L'ULB ouvre ses portes aux élèves de secondaires lors de cette semaine de Carnaval

L'ULB ouvre ses portes aux élèves de secondaires lors de cette semaine de Carnaval
L'ULB ouvre ses portes aux élèves de secondaires lors de cette semaine de Carnaval - © Tous droits réservés

L’ULB profite de cette semaine de congé de Carnaval pour ouvrir ses portes aux élèves du secondaire qui cherchent encore à déterminer l’orientation de leurs études. Des dizaines de cours sont ouverts et accessibles cette semaine (la liste ici) dans les diverses facultés que compte l’ULB.

Parmi ces jeunes élèves, Thibault -18 ans- assistait pour la première fois à un cours universitaire : « C’était un cours d’histoire de l’architecture. J’ai appris plein de choses, notamment des mots de vocabulaire. » L’ambiance, il la trouve différente de celle à l’école secondaire, « mais on est beaucoup plus libres, on a plus d’opportunités ». Et il conclut, le sourire aux lèvres : « J’ai vraiment hâte d’être l’année prochaine ».

Ces futurs étudiants sont remplis d’excitation mais aussi d’angoisse. « J’y pense tout le temps », confie Mariam. « Le stress est énorme, c’est pour ça que je vais aux journées cours ouverts, même si je ne suis qu’en cinquième secondaire », explique Anaïs, 16 ans. « Mes parents financent mes études, c’est quand même un gros investissement. Je ne peux pas me permettre de doubler en me disant que je n’ai pas fait le bon choix au départ. »

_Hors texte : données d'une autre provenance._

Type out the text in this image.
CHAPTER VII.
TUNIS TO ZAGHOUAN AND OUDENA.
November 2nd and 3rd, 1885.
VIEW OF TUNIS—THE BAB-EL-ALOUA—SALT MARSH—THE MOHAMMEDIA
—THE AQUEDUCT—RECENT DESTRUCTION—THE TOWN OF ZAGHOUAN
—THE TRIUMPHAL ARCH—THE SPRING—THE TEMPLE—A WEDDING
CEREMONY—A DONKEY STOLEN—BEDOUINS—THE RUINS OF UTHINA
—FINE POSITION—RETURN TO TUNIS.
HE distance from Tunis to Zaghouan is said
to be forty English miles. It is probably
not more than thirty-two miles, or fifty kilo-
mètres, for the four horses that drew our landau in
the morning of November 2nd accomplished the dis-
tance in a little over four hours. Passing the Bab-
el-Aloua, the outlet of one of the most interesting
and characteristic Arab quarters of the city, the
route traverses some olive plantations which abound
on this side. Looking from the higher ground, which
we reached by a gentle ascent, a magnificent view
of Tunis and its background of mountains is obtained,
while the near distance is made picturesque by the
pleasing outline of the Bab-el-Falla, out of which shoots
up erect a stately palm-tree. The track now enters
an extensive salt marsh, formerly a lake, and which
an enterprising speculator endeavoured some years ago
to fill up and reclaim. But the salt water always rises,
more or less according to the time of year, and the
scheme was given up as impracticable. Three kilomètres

Ateliers d’aide au choix des études

Pour tenter de rassurer ces jeunes et les orienter au mieux, l’ULB organise également cette semaine des ateliers collectifs d’aide aux choix des études. Quelles sont les différences entre université et haute école ? Sur base de quels critères faut-il choisir son orientation ? La conseillère d’orientation Victoria Heyman, qui dirige l’atelier, tente de répondre à toutes ces questions.

« Les angoisses principales des élèves concernent la peur de l’échec, la crainte de ne pas trouver un travail dans le domaine que l’on souhaite et la pression des parents », explique Victoria Heyman. « Cela fait beaucoup de variables et nous tentons de les déconstruire une à une. »

Elle souligne aussi l’importance de dédramatiser : « On essaie de mettre les étudiants à l’aise, qu’ils ne soient pas dans l’angoisse pour se décider. Ce sont souvent des étudiants qui sortent de secondaire général, où il y a une grosse pression pour faire les bonnes études tout de suite. Ici, on est dans une réflexion sur le choix, pour qu’ils puissent prendre la meilleure décision. En sachant qu’il y a plein de choses qui peuvent bouger. On évoque même parfois la possibilité de prendre une année sabbatique. »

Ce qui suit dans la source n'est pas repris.